Many years ago, I agreed to act for an elder of the Celestial Church of Christ, a religious order based in Nigeria. A member of his congregation had asked him to be a “character reference” on a bank loan. It turned out to be a guarantee on a sub-prime mortgage. To make a long story short, my client ended up on the hook for an amount equivalent to twice his annual gross family income, and he had an aggressive creditor after the mortgage company sold the debt on. By the time he arrived in my office, the congregant had defaulted, the mortgaged property sold at a deficit, and my client’s own family home was in jeopardy.
After hours combing through the paper, I did notice that the plaintiff’s list of productions did not include a notice of assignment of the debt. I asked for it. I received the response from the plaintiff’s lawyer that there was no such document. That was the divine intervention, my Deus ex machina.
Eventually I settled the case for zero liability, based on a plea that the assignment was void for lack of notice under s. 53 of the Conveyancing and Law of Property Act, meaning the assignee had no rights against the guarantor. The transaction could not be redone to cure the irregularity, because the assignee did not afford my client an opportunity to take part in the sale that left the deficit. As a technical defence, it was very strong. But courts are also skeptical about technical defences. I persuaded the lawyer for the new creditor that his client should really have been targeting the assignor. I advised counsel for the plaintiff that I could agree to a dismissal without costs, because I was acting for the defendant pro bono.
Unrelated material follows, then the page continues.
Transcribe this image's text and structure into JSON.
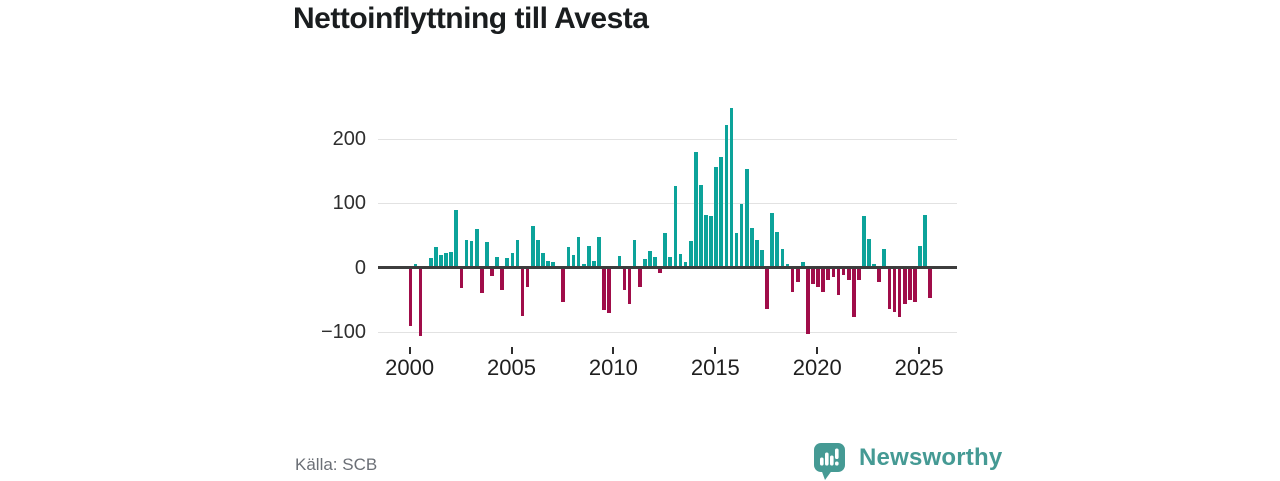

When I closed the file, I met with my client. His demeanor suggested he had no idea how much effort went into reviewing the case and the law, in order to come up with the technical defence and save his family from losing their home. What I mistook for lack of gratitude, as I quickly found, was in fact greater than gratitude: it was his faith in me as his lawyer that was never in doubt.
“You have been very serene about the law suit,” I said to him. “You have no idea how difficult the defence was to carry off.”
“I never doubted this would be the way it would end,” was his answer. You know how that is. A stack of memos in my file confirming my advice to him that his defence was not going to be easy; and yet he ignored all the warnings. “I always knew God would provide,” he concluded.
“I’m not sure God had much to do with it,” I replied.
“That is where you’re wrong, Mr. Akazaki,” he insisted. “God provided you.”
The reason for my recollection of this conversation with my client – an exchange I will never forget – was a podcast I listened to during a recent morning run, about Russel, Wittgenstein and Valéry, about the logic of belief. One of the strategies behind faith is to off-load the burden of doubt on non-believers. In this regard, believers have already won Pascal’s wager here on Earth.
Any hard-nosed civil litigator, trained to manage doubt, can be humbled by a client driven by this level of religious certainty. Law is a skeptical discipline, and our conservative empiricism is an acquired skill. We have even finally rid ourselves of res ipsa loquitur, at least in the Supreme Court of Canada and most lower courts: Fontaine v. British Columbia (Official Administrator), at paras. 26-27, one of the last vestiges of Aristotelian mind over matter. My client from the Celestial Church was an extreme example of a morality play that takes place every day in lawyers’ offices across Canada. Despite the low regard many members of the public have for lawyers, clients, in overwhelming numbers, regard their lawyers very highly. In some part, this high regard is an act of faith. This can be a burden, because in any litigious matter the other lawyer can very well help the adversary to gain the upper hand. Most crusades have the might of right on each side – the faith of at least one of them must be wrong.
Is belief in law logical? Yes, but not very. The force that belief has in determining the course and outcome of a legal brief should, however, never be discounted.